The public GitHub repo can be found at Azure\Unreal-Pixel-Streaming. If you don't have a GitHub account, create one here and verify your email address.

Architecture

User Flow

Let's walk through the general flow of what is showed in the architecture diagram above when a user connects to the service:

Clients connect to their closest region (1 .. N regions) via Traffic Manager, which does a DNS redirect to the Matchmaking service VM.
The Matchmaking Service redirects to an available node on the paired VMSS which holds the Signaling Service and Unreal 3D app (doesn't use the Load Balancer). The VMSS nodes have public Ips for each VM and not a single private LB IP, otherwise the Matchmaking Service won't be able to redirect to the appropriate VMSS that's available (i.e., a LB would pick a random one)
The Signaling Service streams back the 3D app rendered frames and audio content to the client via WebRTC, brokering any user input back to the 3D app for interactivity.

Azure SKU Recommendations

Below are the recommended compute SKUs for general usage of Pixel Streaming in Azure:

Matchmaker : Standard_F4s_v2 or similar should be sufficient. 4 cores with a smaller memory footprint should be fine for most deployments as there is very little CPU/Memory usage due to the instant redirecting users to Signaling Servers.
Signaling Server : Standard_NV12s_v3 or Standard_NV6 might be the best price per performance GPU VMs in Azure for Pixel Streaming, with the newer NV12s_v3's providing better CPU performance at a similar price-point to the older NV6s.

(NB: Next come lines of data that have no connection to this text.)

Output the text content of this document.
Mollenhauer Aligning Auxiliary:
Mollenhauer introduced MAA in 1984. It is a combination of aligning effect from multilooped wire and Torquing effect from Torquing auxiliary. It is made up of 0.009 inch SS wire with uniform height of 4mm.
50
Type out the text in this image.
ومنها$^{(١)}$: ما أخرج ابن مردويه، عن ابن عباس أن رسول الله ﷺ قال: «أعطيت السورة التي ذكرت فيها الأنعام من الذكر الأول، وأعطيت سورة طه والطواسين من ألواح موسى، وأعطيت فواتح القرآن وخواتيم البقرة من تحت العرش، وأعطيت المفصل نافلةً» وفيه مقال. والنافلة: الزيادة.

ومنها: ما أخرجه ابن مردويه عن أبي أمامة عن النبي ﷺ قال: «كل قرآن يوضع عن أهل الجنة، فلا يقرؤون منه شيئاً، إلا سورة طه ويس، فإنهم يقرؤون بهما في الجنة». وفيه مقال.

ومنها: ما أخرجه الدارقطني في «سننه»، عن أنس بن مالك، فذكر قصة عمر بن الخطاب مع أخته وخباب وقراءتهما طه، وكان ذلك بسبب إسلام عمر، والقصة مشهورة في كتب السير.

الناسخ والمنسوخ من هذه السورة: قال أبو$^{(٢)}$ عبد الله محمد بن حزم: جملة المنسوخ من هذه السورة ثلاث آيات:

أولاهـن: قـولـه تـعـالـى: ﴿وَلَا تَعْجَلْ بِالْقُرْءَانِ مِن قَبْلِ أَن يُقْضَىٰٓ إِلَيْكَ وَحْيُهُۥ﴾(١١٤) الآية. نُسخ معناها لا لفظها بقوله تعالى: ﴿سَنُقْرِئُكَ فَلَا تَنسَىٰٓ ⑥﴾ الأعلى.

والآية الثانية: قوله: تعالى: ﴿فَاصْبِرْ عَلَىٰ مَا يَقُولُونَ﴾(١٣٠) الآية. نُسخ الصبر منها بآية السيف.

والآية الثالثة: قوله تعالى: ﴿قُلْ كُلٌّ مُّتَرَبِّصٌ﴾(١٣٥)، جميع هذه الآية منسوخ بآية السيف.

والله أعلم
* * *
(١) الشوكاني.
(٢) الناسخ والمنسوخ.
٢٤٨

Both have a NVIDIA Tesla M60 GPU. If Ray Tracing is required in your app you'll need to look at the NCas T4 v3 and even more powerful NVadsA10v5 series VMs. For the NVIDIA A10 GPUs, be sure to use the Standard_NV36ads_A10_v5 SKU to leverage a full GPU, as this series is partitioned according to core counts. As GPU SKUs are in high demand, it's important to work with the capacity team early on to request the needed quota for any event or deployment that will be spinning up a great number of GPU VMs.

Important: It is recommended to first deploy your Pixel Streaming executable and run it on your desired GPU SKU to see the performance characteristics around CPU/Memory/GPU usage to ensure no resources are being pegged and frame rates are acceptable. Consider changing resolution and frames per second of the UE4 or UE5 app to achieve acceptable quality per your requirements. Additionally, consider the IOPS / latency requirements for the 3D app when choosing a disk, as SSDs and/or striping disks will be key to gaining the best disk speed (some GPU SKUs might not support Premium SSDs so also consider disk striping for adding IOPS).

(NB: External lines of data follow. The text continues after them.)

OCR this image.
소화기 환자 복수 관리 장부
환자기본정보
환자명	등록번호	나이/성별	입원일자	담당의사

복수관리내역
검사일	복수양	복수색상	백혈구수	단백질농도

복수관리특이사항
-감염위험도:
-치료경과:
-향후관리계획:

Optimizing Pixel Streaming in Azure

Be sure to check out the Pixel Streaming in Azure Overview documentation to learn more about optimizing for Azure VM SKUs, performance and pricing optimizations.

Recommendations for Further Optimizations

The current customized solution in GitHub has many additions that make deploying Pixel Streaming in Azure at scale easier, and below are even more improvements on those customizations which would make it even better:

Add Queuing to Matchmaker : Currently when a Matchmaker can't send a user to any available Signaling Server there is no queuing as users stack up waiting for an available stream and would be good to put in a queuing system in Matchmaker to allow the user waiting the longest to get the next available server.
Matchmaker Database: To have improved resiliency of the MM it could share a common database between one or two MM VMs to keep connection/availability status in case one is restarted/goes down. Currently this connection status and stream availability is not persisted. This could be persisted to a Database like CosmosDB/SQL, or even to the local disk via a simple JSON file.
Multiple Resolutions for Desktop/Mobile: For mobile users there might not need to be a higher resolution for those streams, and so having multiple streams with different resolutions could maximize performance/costs to send mobile users to mobile streams (e.g., 720p) and desktop users go to higher resolution streams (i.e., 1080p). Either this could be lower resolution streams packed on certain GPU VMs, or a mix (e.g., 3 streams with 1080p, 720p, 720p).
Deploying with Azure DevOps or GitHub Actions: Currently much of the orchestration of deploying the code is done through PowerShell scripts in the scripts\ folder, but much of this could be moved into deployment workflows such as Azure DevOps or GitHub Actions. These were left out to reduce extra dependencies and complexity for those not familiar with these technologies, but for a production solution it would be recommended to utilize them (e.g., ADO, GitHub Actions, Jenkins, etc.).

Configurations

Below are notable configurations to consider when deploying the Pixel Streaming solution in Azure.

Terraform Configuration

There was a tremendous amount of work that went into building out the Terraform deployment for Pixel Streaming; however, unless you plan on making major modifications you can focus just on the following 3 files:

iac\terraform.tfvars: This stores the global variable for the deployment_regions, which specify which Azure region(s) will be used (default is "eastus") and their Virtual Network ranges:

iac\region\variables.tf: This is the most important file to be familiar with, as it has the configs for the gitpath (change to your Git fork), pixel_stream_application_name (change to your UE app name), along with other notable parameters such as desired FPS (default 60), resolution (default 1080p), starting instance count (default 1), instances per node (default 1), and Azure VM SKUs for the MM (default Standard_NV6) and SS (Standard_F4s_v2).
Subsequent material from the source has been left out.